L’industrie automobile canadienne se fonde sur le libre-échange depuis le Pacte de l’automobile de 1965, dont les principes ont été réaffirmés dans l’Accord de libre-échange canado-américain, l’Accord de libre-échange nord-américain (ALÉNA) et, aujourd’hui, l’Accord Canada-États-Unis-Mexique (ACEUM).

L’ACEUM procure de la certitude, renforce l’intégration bien établie de la chaîne d’approvisionnement de l’industrie automobile nécessaire à sa compétitivité et facilite l’harmonisation des règlements techniques du secteur automobile avec ceux des États-Unis. Cela permet aux consommateurs canadiens d’avoir accès aux technologies de pointe en matière de sécurité automobile et de réduction des émissions des véhicules, et ce, au coût le plus bas. L’ACEUM offre également aux fabricants canadiens un accès en franchise de droits au vaste marché américain. En 2024, 46,5 milliards de dollars de véhicules ont été exportés, dont 92 % à destination des États-Unis. 

À l’approche de la révision de l’ACEUM, le Canada doit faire tout son possible pour supprimer les tarifs douaniers sur l’industrie automobile, renouveler l’accord, protéger notre accès préférentiel au marché américain et soutenir la chaîne d’approvisionnement intégrée du secteur automobile. 

Les entreprises membres de l’ACCV soutiennent une politique commerciale fondée sur des principes d’équilibre, qui favorise et renforce toutes les sphères de notre économie.

La politique commerciale en vigueur doit ainsi permettre aux entreprises canadiennes d’être aussi concurrentielles dans les marchés étrangers, sur une base équivalente, que peuvent l’être les sociétés étrangères dans le marché canadien.
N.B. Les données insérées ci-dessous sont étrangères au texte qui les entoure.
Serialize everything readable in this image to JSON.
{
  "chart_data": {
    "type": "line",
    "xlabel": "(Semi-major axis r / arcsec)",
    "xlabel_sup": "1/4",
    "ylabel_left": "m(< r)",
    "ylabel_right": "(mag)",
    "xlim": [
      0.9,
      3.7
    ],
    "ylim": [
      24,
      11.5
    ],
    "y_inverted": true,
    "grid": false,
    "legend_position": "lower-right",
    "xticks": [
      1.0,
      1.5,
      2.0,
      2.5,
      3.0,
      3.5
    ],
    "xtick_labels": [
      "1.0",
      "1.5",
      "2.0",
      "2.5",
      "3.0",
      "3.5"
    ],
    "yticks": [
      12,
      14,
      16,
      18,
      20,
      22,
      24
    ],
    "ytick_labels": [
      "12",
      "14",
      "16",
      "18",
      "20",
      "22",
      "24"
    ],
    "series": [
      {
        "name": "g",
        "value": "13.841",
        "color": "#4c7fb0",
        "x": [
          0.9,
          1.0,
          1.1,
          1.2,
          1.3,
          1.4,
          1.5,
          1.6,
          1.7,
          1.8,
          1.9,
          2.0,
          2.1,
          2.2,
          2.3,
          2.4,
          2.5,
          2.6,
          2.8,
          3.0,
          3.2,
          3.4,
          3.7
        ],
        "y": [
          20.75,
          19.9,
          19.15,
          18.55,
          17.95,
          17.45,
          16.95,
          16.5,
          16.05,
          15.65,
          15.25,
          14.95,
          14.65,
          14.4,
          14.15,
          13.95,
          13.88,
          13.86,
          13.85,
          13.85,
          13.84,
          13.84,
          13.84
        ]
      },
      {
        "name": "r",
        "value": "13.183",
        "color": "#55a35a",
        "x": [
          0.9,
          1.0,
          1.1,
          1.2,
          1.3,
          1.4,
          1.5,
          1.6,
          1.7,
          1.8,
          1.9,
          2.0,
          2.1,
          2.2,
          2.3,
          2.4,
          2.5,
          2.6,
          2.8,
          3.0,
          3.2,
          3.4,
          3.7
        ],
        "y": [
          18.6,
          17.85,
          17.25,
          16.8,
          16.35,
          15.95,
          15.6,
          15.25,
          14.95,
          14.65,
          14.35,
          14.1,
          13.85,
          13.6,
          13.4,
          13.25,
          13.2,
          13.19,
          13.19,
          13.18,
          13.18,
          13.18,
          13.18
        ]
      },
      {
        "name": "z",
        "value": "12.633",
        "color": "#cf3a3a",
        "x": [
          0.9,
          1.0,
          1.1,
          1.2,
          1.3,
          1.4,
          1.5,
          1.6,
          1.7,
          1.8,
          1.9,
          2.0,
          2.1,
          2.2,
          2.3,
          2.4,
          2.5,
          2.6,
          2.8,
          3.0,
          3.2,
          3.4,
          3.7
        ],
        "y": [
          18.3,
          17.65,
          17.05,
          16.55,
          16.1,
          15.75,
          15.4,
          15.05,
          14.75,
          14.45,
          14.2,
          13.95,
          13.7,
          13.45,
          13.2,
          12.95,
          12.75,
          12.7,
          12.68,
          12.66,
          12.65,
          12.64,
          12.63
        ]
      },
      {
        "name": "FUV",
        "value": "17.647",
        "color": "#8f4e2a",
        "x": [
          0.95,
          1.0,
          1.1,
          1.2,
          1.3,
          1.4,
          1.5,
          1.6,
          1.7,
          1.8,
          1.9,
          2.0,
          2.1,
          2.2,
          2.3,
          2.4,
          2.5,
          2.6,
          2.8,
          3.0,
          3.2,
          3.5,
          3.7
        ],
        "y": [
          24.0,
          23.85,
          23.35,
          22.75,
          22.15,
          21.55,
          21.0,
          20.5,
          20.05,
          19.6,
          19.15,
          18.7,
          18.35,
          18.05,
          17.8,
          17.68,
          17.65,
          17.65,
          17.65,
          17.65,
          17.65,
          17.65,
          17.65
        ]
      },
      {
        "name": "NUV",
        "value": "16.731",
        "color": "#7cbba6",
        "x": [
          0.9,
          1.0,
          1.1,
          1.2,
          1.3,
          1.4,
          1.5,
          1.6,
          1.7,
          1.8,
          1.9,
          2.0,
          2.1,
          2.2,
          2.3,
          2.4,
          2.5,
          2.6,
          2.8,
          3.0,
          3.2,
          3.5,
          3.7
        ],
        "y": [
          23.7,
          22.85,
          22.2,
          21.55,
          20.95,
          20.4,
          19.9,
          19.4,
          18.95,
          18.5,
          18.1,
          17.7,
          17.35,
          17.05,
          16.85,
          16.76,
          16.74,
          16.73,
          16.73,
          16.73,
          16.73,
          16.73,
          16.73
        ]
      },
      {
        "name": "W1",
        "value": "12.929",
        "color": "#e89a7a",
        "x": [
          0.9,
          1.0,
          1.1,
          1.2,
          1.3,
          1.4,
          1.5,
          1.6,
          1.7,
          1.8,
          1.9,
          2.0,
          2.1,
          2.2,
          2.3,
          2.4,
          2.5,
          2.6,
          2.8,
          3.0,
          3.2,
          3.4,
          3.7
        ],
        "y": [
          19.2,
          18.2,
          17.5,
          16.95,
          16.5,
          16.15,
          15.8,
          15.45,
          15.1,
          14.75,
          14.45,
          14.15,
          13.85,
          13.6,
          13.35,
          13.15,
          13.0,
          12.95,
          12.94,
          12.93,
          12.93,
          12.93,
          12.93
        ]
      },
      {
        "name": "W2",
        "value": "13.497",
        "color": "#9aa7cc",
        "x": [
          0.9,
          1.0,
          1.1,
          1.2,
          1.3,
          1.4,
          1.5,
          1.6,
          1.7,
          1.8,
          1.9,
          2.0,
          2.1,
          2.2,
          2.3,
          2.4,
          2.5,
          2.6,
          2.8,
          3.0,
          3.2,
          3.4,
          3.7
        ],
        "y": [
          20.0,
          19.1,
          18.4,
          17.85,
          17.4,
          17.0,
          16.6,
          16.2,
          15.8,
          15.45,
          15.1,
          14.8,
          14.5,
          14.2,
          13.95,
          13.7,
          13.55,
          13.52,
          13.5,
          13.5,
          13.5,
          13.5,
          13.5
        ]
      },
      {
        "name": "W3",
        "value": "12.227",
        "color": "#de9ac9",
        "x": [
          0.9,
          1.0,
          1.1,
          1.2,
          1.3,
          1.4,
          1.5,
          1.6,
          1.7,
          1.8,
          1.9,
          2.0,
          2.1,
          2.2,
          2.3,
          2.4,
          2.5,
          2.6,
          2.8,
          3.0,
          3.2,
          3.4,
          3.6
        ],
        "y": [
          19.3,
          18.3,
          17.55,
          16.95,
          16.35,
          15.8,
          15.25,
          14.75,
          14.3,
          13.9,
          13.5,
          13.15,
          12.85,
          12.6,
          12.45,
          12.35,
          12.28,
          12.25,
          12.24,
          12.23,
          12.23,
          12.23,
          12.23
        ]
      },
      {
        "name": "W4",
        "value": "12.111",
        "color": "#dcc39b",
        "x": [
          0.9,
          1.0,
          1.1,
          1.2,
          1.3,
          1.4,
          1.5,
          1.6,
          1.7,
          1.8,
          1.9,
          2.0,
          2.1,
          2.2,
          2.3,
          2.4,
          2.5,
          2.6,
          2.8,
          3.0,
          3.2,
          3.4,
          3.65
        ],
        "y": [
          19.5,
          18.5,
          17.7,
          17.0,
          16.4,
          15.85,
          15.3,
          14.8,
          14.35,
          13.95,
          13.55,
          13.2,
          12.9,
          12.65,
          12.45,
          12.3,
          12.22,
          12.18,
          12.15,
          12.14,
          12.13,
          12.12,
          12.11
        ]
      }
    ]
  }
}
L’ACCV soutient cinq principes fondamentaux s’appliquant à la politique commerciale du Canada :

  1. Des règles d’origine qui tiennent pleinement compte de la dépendance forte et continue de l’industrie automobile canadienne à l’égard des sources d’approvisionnement en Amérique du Nord.
  2. Des mesures sur le plan monétaire afin d’assurer que les dispositions d’accès au marché incluses dans les accords commerciaux ne soient pas ébranlées par la propension d’un pays à manipuler sa devise, étant donné l’interrelation croissante des intérêts financiers et commerciaux.
  3. La reconnaissance totale des normes de sécurité et des normes techniques américaines et canadiennes (FMVSS/NSVAC) comme étant conformes aux règles des pays partenaires commerciaux.
  4. L’élimination de toutes les barrières non tarifaires telles que les règlements ou les taxes spécifiques.
  5. Des résultats favorables aux intérêts de l’industrie automobile intégrée nord-américaine et à l’économie.

 

La politique commerciale doit soutenir des stratégies manufacturières favorisant la compétitivité à l’échelle mondiale de ce secteur important et avoir pour objectif de renforcer les investissements et la production au Canada, soutenue par une infrastructure frontalière et un régime douanier efficaces. La politique commerciale canadienne devrait tenir compte des éléments suivants :

  • L’importance des investissements – passés et présents – que les fabricants automobiles canadiens ont engagés dans l’économie et le secteur manufacturier du pays.
  • Le fait que ces investissements ont été réalisés dans le contexte d’un marché nord-américain caractérisé par une forte intégration.
  • L’adaptation aux marchés potentiels situés hors de l’Amérique du Nord.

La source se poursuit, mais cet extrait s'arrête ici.